Epson Home Cinema 3010 Home Theater Projector Review
Epson Home Cinema 3010 vs. Epson Home Cinema 8350
The Home Cinema 8350 was introduced late in 2010, and remains in the Epson lineup for a second year. With a price point of $1299, it is essentially $300 less than the new Home Cinema 3010 reviewed in these pages. So, who should by which one? This is pretty straightforward. The Home Cinema 8350, first of all, is 2D only, unlike the 3010. In addition, it is more designed as a lower cost projector for a dedicated room/theater. In that regard, it has the placement flexibility advantage, with more range to the zoom (so it can be rear shelf placed in most rooms) and lens shift.
From an image quality standpoint there shouldn’t be much difference, with the 8350 having a slight advantage in black levels. Far more significant is the brightness difference, so if you are looking for a larger screen, a brighter room, or 3D, then the 3010 makes good sense. If budget it tight, you are fitting a dedicated theater or room, then save a few hundred dollars and stick with the 8350. It is, by just a tad, the slightly better 2D projector unless you need the extra brightness.
Epson Home Cinema 3010 vs. Mitsubishi HC4000
The Mitsubishi HC4000’s appeal is as an affordable home theater projector for those seeking best picture quality. Though lacking all but the the standard features, the HC4000 offers perhaps the best black levels of any low cost projector without a dynamic iris. Colors are rich, and classically “DLP look and feel” (which I translate in part, as looking particularly well saturated on dark scenes, without being over the top) The Epson will crush the Mitsubishi in brightness even though the Mitsubishi is about average.
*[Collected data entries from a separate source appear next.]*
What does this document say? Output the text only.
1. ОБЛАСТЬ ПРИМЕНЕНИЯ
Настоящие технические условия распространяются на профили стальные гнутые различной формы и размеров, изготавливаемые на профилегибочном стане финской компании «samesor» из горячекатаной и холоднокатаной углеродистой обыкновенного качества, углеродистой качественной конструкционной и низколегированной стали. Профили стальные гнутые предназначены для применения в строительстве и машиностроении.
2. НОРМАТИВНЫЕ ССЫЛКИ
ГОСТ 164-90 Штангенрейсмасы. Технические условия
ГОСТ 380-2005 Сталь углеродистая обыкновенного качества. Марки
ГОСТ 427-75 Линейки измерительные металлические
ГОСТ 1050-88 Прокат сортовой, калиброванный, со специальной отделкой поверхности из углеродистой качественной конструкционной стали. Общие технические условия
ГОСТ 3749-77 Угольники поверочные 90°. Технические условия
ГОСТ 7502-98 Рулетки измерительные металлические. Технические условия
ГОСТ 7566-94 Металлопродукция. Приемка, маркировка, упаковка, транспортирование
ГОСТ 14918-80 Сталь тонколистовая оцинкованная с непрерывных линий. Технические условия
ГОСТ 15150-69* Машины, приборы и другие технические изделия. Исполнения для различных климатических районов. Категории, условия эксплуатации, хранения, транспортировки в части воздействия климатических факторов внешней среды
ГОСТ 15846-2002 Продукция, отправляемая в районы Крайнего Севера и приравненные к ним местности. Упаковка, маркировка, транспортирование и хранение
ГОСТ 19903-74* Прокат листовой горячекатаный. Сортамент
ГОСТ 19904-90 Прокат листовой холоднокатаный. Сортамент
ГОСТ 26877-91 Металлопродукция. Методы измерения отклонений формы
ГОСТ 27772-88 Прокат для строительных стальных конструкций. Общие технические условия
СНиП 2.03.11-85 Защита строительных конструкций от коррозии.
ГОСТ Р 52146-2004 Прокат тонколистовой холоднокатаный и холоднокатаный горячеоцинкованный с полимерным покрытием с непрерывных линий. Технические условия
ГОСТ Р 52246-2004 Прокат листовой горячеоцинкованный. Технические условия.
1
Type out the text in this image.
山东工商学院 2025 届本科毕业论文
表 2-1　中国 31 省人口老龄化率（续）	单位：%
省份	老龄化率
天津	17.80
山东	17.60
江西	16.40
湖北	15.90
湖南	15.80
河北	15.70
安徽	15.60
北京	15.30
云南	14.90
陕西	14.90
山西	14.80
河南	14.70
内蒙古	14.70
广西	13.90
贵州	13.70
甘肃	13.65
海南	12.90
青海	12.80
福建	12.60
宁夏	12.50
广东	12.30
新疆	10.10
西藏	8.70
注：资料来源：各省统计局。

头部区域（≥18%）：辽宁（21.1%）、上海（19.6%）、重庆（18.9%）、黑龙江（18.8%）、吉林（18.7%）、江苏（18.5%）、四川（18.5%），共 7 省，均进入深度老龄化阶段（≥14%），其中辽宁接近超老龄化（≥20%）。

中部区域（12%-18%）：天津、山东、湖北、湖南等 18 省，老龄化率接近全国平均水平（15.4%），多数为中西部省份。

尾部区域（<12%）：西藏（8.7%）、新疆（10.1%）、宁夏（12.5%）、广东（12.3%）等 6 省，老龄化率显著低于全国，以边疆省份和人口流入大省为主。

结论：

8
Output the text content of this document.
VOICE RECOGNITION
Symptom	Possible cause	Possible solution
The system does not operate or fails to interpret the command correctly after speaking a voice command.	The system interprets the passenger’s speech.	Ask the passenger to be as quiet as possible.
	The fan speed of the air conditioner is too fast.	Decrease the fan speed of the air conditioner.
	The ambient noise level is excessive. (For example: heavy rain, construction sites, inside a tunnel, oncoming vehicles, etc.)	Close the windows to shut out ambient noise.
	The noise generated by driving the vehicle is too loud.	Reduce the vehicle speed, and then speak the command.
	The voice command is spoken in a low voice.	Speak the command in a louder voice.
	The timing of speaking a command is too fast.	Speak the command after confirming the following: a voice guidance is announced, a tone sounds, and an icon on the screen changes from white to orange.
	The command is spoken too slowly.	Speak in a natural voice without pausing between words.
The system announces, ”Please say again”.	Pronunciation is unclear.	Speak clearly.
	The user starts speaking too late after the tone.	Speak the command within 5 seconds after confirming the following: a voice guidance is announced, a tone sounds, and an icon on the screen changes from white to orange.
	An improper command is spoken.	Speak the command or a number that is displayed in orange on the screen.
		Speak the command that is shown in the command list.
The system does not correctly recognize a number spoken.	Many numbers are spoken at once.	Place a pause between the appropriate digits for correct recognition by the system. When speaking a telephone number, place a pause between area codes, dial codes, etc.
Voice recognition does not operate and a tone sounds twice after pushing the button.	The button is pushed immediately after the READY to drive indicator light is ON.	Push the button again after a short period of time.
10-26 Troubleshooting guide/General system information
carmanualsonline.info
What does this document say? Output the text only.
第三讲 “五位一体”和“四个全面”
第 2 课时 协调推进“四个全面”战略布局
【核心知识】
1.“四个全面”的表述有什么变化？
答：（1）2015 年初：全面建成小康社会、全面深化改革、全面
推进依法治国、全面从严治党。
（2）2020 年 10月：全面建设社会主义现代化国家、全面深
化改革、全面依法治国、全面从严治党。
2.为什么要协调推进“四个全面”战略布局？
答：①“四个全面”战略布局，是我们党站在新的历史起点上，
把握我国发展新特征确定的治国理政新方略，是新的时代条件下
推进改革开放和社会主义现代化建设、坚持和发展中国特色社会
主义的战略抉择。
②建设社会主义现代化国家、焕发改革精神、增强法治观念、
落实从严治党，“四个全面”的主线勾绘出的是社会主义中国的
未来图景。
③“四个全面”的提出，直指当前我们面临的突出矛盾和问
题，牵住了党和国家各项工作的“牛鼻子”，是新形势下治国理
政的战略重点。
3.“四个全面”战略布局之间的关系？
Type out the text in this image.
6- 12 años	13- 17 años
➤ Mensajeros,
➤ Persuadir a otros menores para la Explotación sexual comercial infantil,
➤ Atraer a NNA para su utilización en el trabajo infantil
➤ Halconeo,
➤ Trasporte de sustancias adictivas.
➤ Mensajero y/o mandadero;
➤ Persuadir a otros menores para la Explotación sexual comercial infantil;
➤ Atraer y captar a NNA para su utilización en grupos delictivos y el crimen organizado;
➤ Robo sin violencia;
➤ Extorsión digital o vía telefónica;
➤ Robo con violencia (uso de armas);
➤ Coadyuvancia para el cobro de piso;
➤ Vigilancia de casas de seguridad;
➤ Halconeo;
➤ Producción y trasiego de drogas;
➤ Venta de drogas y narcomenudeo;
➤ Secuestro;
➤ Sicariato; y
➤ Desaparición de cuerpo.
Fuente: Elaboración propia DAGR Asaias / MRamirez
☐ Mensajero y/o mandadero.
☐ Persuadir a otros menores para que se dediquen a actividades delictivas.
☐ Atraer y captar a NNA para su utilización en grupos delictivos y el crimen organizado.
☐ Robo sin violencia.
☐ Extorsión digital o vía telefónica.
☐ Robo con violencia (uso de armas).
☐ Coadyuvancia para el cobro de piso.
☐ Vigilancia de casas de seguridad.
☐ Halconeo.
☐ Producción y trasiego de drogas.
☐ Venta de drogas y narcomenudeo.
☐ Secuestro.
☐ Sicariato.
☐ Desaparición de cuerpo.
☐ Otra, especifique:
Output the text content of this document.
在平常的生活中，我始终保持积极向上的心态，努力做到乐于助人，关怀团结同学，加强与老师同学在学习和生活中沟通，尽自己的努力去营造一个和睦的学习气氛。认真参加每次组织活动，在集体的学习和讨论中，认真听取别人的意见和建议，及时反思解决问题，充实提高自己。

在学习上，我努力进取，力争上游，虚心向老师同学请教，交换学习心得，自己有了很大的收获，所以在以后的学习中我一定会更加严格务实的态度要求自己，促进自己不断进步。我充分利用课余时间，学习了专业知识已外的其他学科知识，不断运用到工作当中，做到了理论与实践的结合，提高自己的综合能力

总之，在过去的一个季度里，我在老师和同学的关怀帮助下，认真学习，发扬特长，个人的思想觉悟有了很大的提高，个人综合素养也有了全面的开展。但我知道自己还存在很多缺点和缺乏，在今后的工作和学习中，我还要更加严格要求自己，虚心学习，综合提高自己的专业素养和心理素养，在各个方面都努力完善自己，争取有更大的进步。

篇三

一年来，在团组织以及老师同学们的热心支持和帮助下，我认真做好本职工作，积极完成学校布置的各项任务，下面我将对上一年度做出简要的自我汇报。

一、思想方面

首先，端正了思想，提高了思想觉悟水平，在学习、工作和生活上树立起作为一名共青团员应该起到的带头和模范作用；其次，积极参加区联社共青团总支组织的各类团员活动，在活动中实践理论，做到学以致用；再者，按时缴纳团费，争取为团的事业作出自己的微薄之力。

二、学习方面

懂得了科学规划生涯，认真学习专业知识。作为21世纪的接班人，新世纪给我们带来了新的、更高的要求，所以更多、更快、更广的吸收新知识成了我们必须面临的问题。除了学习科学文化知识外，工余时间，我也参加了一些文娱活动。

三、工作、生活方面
Onn the darkest scenes the Epson will provide a slightly blacker black, but overall, the HC4000 will be the better at blacks, and without an iris. A close thing. The HC4000 is an affordable enthusiasts and purists projector. The Epson, as noted, is first a family room projector, but will serve nicely in a theater with a medium to very large screen sizes.
The HC4000 will save you about $400 at the time I write this, making the HC4000 perhaps the most affordable step up in performance from the entry level projectors. If both are in price range, the Epson has to be the better choice for the majority. It just brings too much to the table – family room brightness, 3D, more flexibility, better warranty. On the other hand, if you want a low cost projector with a particularly excellent picture for movies, considering the price, if it works in your room, the Mitsubishi is the best choice.
Epson Home Cinema 3010 vs. Optoma HD20
How does the imensely popular though aging HD20, stand up against the Epson Home Cinema 3010? This is too easy. The Epson has the Optoma beat at about everything, but the Optoma is more than 1/3 less. The “official street prices” put the Epson at $1599, and the Optoma at $899! So, sure, buy the Epson if you have the budget. It wins in brightness, 3D (the HD20 lacks 3d), warranty, black levels color controls, features… The HD20 puts up a very nice picture, with the same 1080p resolution as the Epson up on your screen for a low price. That’s it’s real strength.
Epson Home Cinema 3010 vs. Sharp XV-Z17000
The Sharp XV-Z17000 will produce better black levels than the Epson, which is a really good thing, because, for about twice the price of the Epson, it really isn’t going to dominate any other area. It’s a good DLP projector, in terms of color. It has very limited placement flexibility. Let’s just say that the Sharp is going to be a very tough sale going forward at its price. It’s got the Epson 3010 at half the price to contend with, and for more like the same price, the Epson 5010 will add better blacks and CFI for smooth motion.